Être une femme, subir un cliché, porter une étiquette, publier des pamphlets, outrer sa caricature. Le corps humain est composé de deux cent six os, six cent trente-neuf muscles et cent mille milliards de cellules – presque des poèmes. Comment dire la complexité ? Romain Gary mâche en secret le parler populaire sous le nom d’Émile Ajar et reçoit ainsi le prix Goncourt deux fois. Ce n’est qu’après sa mort – Smith & Wesson de calibre 38 – que les traits d’Émile Ajar viennent se superposer à ceux de Romain Gary. Les deux ont décidé de ne pas vieillir. Boris Vian choisit le masque de Vernon Sullivan pour cracher sur les tombes, palper la peau des morts, tuer tous les affreux et se faire écrivain américain. Vian proclame qu’il traduit Sullivan. Il meurt d’une crise cardiaque
pendant la projection de l’adaptation de J’irai cracher sur vos tombes qu’il désavouait.

On aime trop le café, la banane, le cacao. Ce n’est pas pour nous que c’est mauvais, graisses ou sucres colonisant des artères lassées qui épuisent leur espérance de vie en terrasses – Montmartre ou Manhattan – dans le brouillard d’une cigarette ; c’est pour eux. Pourquoi on s’attache comme ça ? Plaisir/récompense, dopamine, pulsion de mort. Défilé des jours. Et ça recommence. Ces produits sont cultivés au sud et se consomment au nord. L’addiction au café était un problème social majeur dans l’Europe du XVIIIe siècle, sa diffusion n’a cessé de s’étendre ; sur le continent américain, la United Fruit Company a créé et défait des États jusqu’à leur donner le nom devenu populaire de « républiques bananières » ; de même qu’un écrivain ne touche que 8% du prix de son livre en moyenne, un cultivateur de cacao ne touche que 6% du fruit de sa récolte. Vanitas, vanitatum, esclavage, cultures intensives, badaboum. Ça déforeste à tout va, les enfants travaillent, les gorilles meurent ; l’échiquier planétaire évolue. La banane est menacée par le champignon Fusarium oxysporum, minuscule et têtu. L’augmentation de la consommation de cacao des pays émergents – Chine, Inde, Brésil – fait craindre une pénurie à l’horizon 2020. On s’inquiète, on soupire et on se refait un espresso pour penser tout cela les lèvres dans la mousse. On dit que Beethoven, grand amateur, utilisait 60 fèves par tasse, ce qui veut dire que la sonate n°8 en do mineur, opus 13 dite « Pathétique » aurait nécessité quelque chose comme 40 kilos de café.

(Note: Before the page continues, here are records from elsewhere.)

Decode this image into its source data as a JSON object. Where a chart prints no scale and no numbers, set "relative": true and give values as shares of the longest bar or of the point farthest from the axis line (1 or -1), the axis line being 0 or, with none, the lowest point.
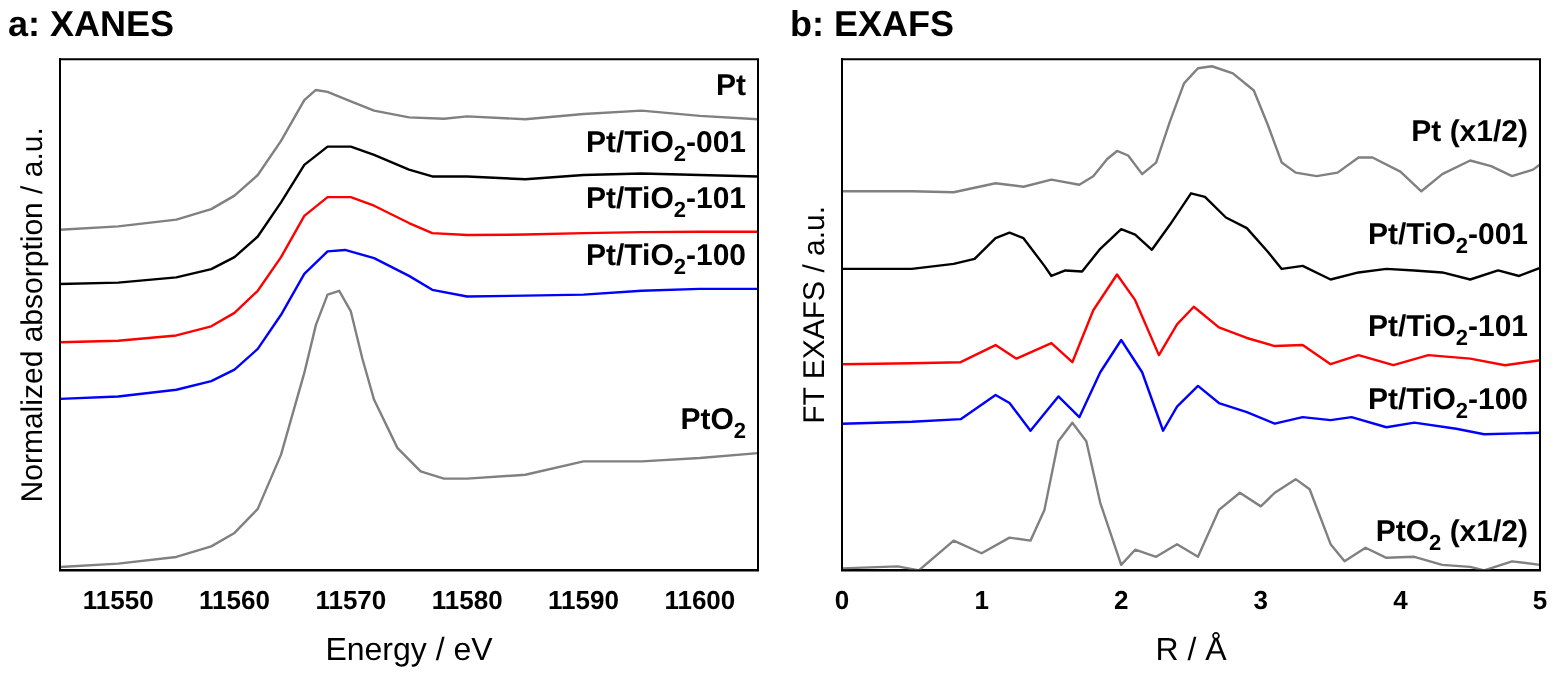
{
  "chart_data": [
    {
      "type": "line",
      "title": "a: XANES",
      "xlabel": "Energy / eV",
      "ylabel": "Normalized absorption / a.u.",
      "relative": true,
      "xlim": [
        11545,
        11605
      ],
      "xticks": [
        11550,
        11560,
        11570,
        11580,
        11590,
        11600
      ],
      "tick_labels": "x",
      "marker": "none",
      "series": [
        {
          "name": "Pt",
          "color": "#808080",
          "x": [
            11545,
            11550,
            11555,
            11558,
            11560,
            11562,
            11564,
            11566,
            11567,
            11568,
            11570,
            11572,
            11575,
            11578,
            11580,
            11585,
            11590,
            11595,
            11600,
            11605
          ],
          "values": [
            0.709,
            0.716,
            0.73,
            0.752,
            0.78,
            0.823,
            0.894,
            0.979,
            1.0,
            0.996,
            0.976,
            0.957,
            0.943,
            0.94,
            0.945,
            0.939,
            0.95,
            0.957,
            0.946,
            0.939
          ]
        },
        {
          "name": "Pt/TiO$_{2}$-001",
          "color": "#000000",
          "x": [
            11545,
            11550,
            11555,
            11558,
            11560,
            11562,
            11564,
            11566,
            11568,
            11570,
            11572,
            11575,
            11577,
            11580,
            11585,
            11590,
            11595,
            11600,
            11605
          ],
          "values": [
            0.596,
            0.599,
            0.61,
            0.627,
            0.652,
            0.695,
            0.766,
            0.844,
            0.882,
            0.882,
            0.865,
            0.834,
            0.82,
            0.82,
            0.814,
            0.823,
            0.826,
            0.823,
            0.82
          ]
        },
        {
          "name": "Pt/TiO$_{2}$-101",
          "color": "#ff0000",
          "x": [
            11545,
            11550,
            11555,
            11558,
            11560,
            11562,
            11564,
            11566,
            11568,
            11570,
            11572,
            11575,
            11577,
            11580,
            11585,
            11590,
            11595,
            11600,
            11605
          ],
          "values": [
            0.475,
            0.478,
            0.489,
            0.508,
            0.536,
            0.582,
            0.652,
            0.738,
            0.777,
            0.777,
            0.759,
            0.723,
            0.702,
            0.698,
            0.699,
            0.702,
            0.704,
            0.705,
            0.705
          ]
        },
        {
          "name": "Pt/TiO$_{2}$-100",
          "color": "#0000ff",
          "x": [
            11545,
            11550,
            11555,
            11558,
            11560,
            11562,
            11564,
            11566,
            11568,
            11569.5,
            11572,
            11575,
            11577,
            11580,
            11585,
            11590,
            11595,
            11600,
            11605
          ],
          "values": [
            0.357,
            0.362,
            0.376,
            0.394,
            0.418,
            0.461,
            0.532,
            0.617,
            0.664,
            0.667,
            0.65,
            0.613,
            0.584,
            0.57,
            0.572,
            0.574,
            0.582,
            0.586,
            0.586
          ]
        },
        {
          "name": "PtO$_{2}$",
          "color": "#808080",
          "x": [
            11545,
            11550,
            11555,
            11558,
            11560,
            11562,
            11564,
            11566,
            11567,
            11568,
            11569,
            11570,
            11571,
            11572,
            11574,
            11576,
            11578,
            11580,
            11585,
            11590,
            11595,
            11600,
            11605
          ],
          "values": [
            0.007,
            0.014,
            0.028,
            0.05,
            0.078,
            0.128,
            0.241,
            0.411,
            0.511,
            0.574,
            0.582,
            0.539,
            0.44,
            0.355,
            0.255,
            0.206,
            0.191,
            0.191,
            0.199,
            0.227,
            0.227,
            0.234,
            0.244
          ]
        }
      ]
    },
    {
      "type": "line",
      "title": "b: EXAFS",
      "xlabel": "R / Å",
      "ylabel": "FT EXAFS / a.u.",
      "relative": true,
      "xlim": [
        0,
        5
      ],
      "xticks": [
        0,
        1,
        2,
        3,
        4,
        5
      ],
      "tick_labels": "x",
      "marker": "none",
      "series": [
        {
          "name": "Pt (x1/2)",
          "color": "#808080",
          "x": [
            0,
            0.5,
            0.8,
            1.1,
            1.3,
            1.5,
            1.7,
            1.8,
            1.9,
            1.97,
            2.05,
            2.15,
            2.25,
            2.35,
            2.45,
            2.55,
            2.65,
            2.8,
            2.95,
            3.05,
            3.15,
            3.25,
            3.4,
            3.55,
            3.7,
            3.8,
            4.0,
            4.15,
            4.3,
            4.5,
            4.65,
            4.8,
            4.95,
            5
          ],
          "values": [
            0.752,
            0.752,
            0.75,
            0.768,
            0.761,
            0.775,
            0.765,
            0.782,
            0.816,
            0.832,
            0.823,
            0.786,
            0.809,
            0.891,
            0.966,
            0.996,
            1.0,
            0.986,
            0.952,
            0.884,
            0.809,
            0.789,
            0.782,
            0.789,
            0.819,
            0.819,
            0.791,
            0.752,
            0.786,
            0.813,
            0.802,
            0.782,
            0.795,
            0.805
          ]
        },
        {
          "name": "Pt/TiO$_{2}$-001",
          "color": "#000000",
          "x": [
            0,
            0.5,
            0.8,
            0.95,
            1.1,
            1.2,
            1.3,
            1.45,
            1.5,
            1.6,
            1.72,
            1.85,
            2.0,
            2.1,
            2.22,
            2.35,
            2.5,
            2.6,
            2.75,
            2.9,
            3.05,
            3.15,
            3.3,
            3.5,
            3.7,
            3.9,
            4.1,
            4.3,
            4.5,
            4.7,
            4.85,
            5
          ],
          "values": [
            0.598,
            0.598,
            0.608,
            0.618,
            0.659,
            0.67,
            0.659,
            0.604,
            0.584,
            0.595,
            0.593,
            0.638,
            0.677,
            0.666,
            0.636,
            0.686,
            0.748,
            0.741,
            0.7,
            0.679,
            0.632,
            0.598,
            0.604,
            0.577,
            0.591,
            0.598,
            0.595,
            0.591,
            0.577,
            0.595,
            0.584,
            0.6
          ]
        },
        {
          "name": "Pt/TiO$_{2}$-101",
          "color": "#ff0000",
          "x": [
            0,
            0.5,
            0.85,
            1.1,
            1.25,
            1.5,
            1.65,
            1.8,
            1.97,
            2.1,
            2.27,
            2.4,
            2.52,
            2.7,
            2.9,
            3.1,
            3.3,
            3.5,
            3.7,
            3.95,
            4.2,
            4.5,
            4.75,
            5
          ],
          "values": [
            0.409,
            0.411,
            0.413,
            0.447,
            0.42,
            0.451,
            0.413,
            0.516,
            0.587,
            0.536,
            0.427,
            0.488,
            0.523,
            0.482,
            0.461,
            0.445,
            0.447,
            0.409,
            0.427,
            0.407,
            0.427,
            0.42,
            0.407,
            0.417
          ]
        },
        {
          "name": "Pt/TiO$_{2}$-100",
          "color": "#0000ff",
          "x": [
            0,
            0.5,
            0.85,
            1.1,
            1.2,
            1.35,
            1.55,
            1.7,
            1.85,
            2.0,
            2.15,
            2.3,
            2.4,
            2.55,
            2.7,
            2.9,
            3.1,
            3.3,
            3.5,
            3.65,
            3.9,
            4.1,
            4.4,
            4.6,
            5
          ],
          "values": [
            0.291,
            0.295,
            0.3,
            0.348,
            0.332,
            0.277,
            0.345,
            0.304,
            0.393,
            0.457,
            0.393,
            0.277,
            0.325,
            0.366,
            0.332,
            0.314,
            0.291,
            0.304,
            0.298,
            0.304,
            0.284,
            0.293,
            0.281,
            0.27,
            0.273
          ]
        },
        {
          "name": "PtO$_{2}$ (x1/2)",
          "color": "#808080",
          "x": [
            0,
            0.4,
            0.55,
            0.8,
            1.0,
            1.2,
            1.35,
            1.45,
            1.55,
            1.65,
            1.75,
            1.85,
            2.0,
            2.1,
            2.25,
            2.4,
            2.55,
            2.7,
            2.85,
            3.0,
            3.1,
            3.25,
            3.35,
            3.5,
            3.6,
            3.75,
            3.9,
            4.1,
            4.3,
            4.5,
            4.6,
            4.8,
            5
          ],
          "values": [
            0.004,
            0.008,
            0.0,
            0.059,
            0.034,
            0.065,
            0.059,
            0.12,
            0.256,
            0.293,
            0.256,
            0.134,
            0.011,
            0.041,
            0.027,
            0.052,
            0.027,
            0.12,
            0.154,
            0.127,
            0.154,
            0.181,
            0.161,
            0.052,
            0.018,
            0.045,
            0.025,
            0.027,
            0.011,
            0.007,
            0.0,
            0.018,
            0.011
          ]
        }
      ]
    }
  ]
}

Ce serait une élégie du temps qui passe – y aurait-il plus légitime émotion ? L’une des seules à pouvoir rivaliser avec le fumet d’un camembert. Les Romains étaient d’accord, jonglant entre la déploration et les grains de raisin gorgés de soleil, arrosés de vin poissé – ils n’avaient pas peur des redondances. (Certaines serviettes de table étaient tissées en amiante, il suffisait de les passer dans le feu pour effacer les traces de lèvres grasses, d’un simple retour de flamme.) Les alcyons pleurent, le lac regarde filer les heures propices. Infortunée, ce qui te fuit, amour, argent, hapax existentiel, ne cherche plus à le ressaisir, fais le deuil de la mélancolie. Regarde ta blessure, elle est belle, elle te sourit. Elle a connu les joies, aussi. De beaux jours ont brillé pour toi, à présent il faut durcir ton âme comme une pierre – sed obstinata mente perfer, obdura. Destinatus obdura. La minéraliser, obstinée obsidienne, afin qu’elle traverse l’Achéron d’un jet et atterrisse dans l’œil de Cerbère. Bien fait pour ses gueules polémiques.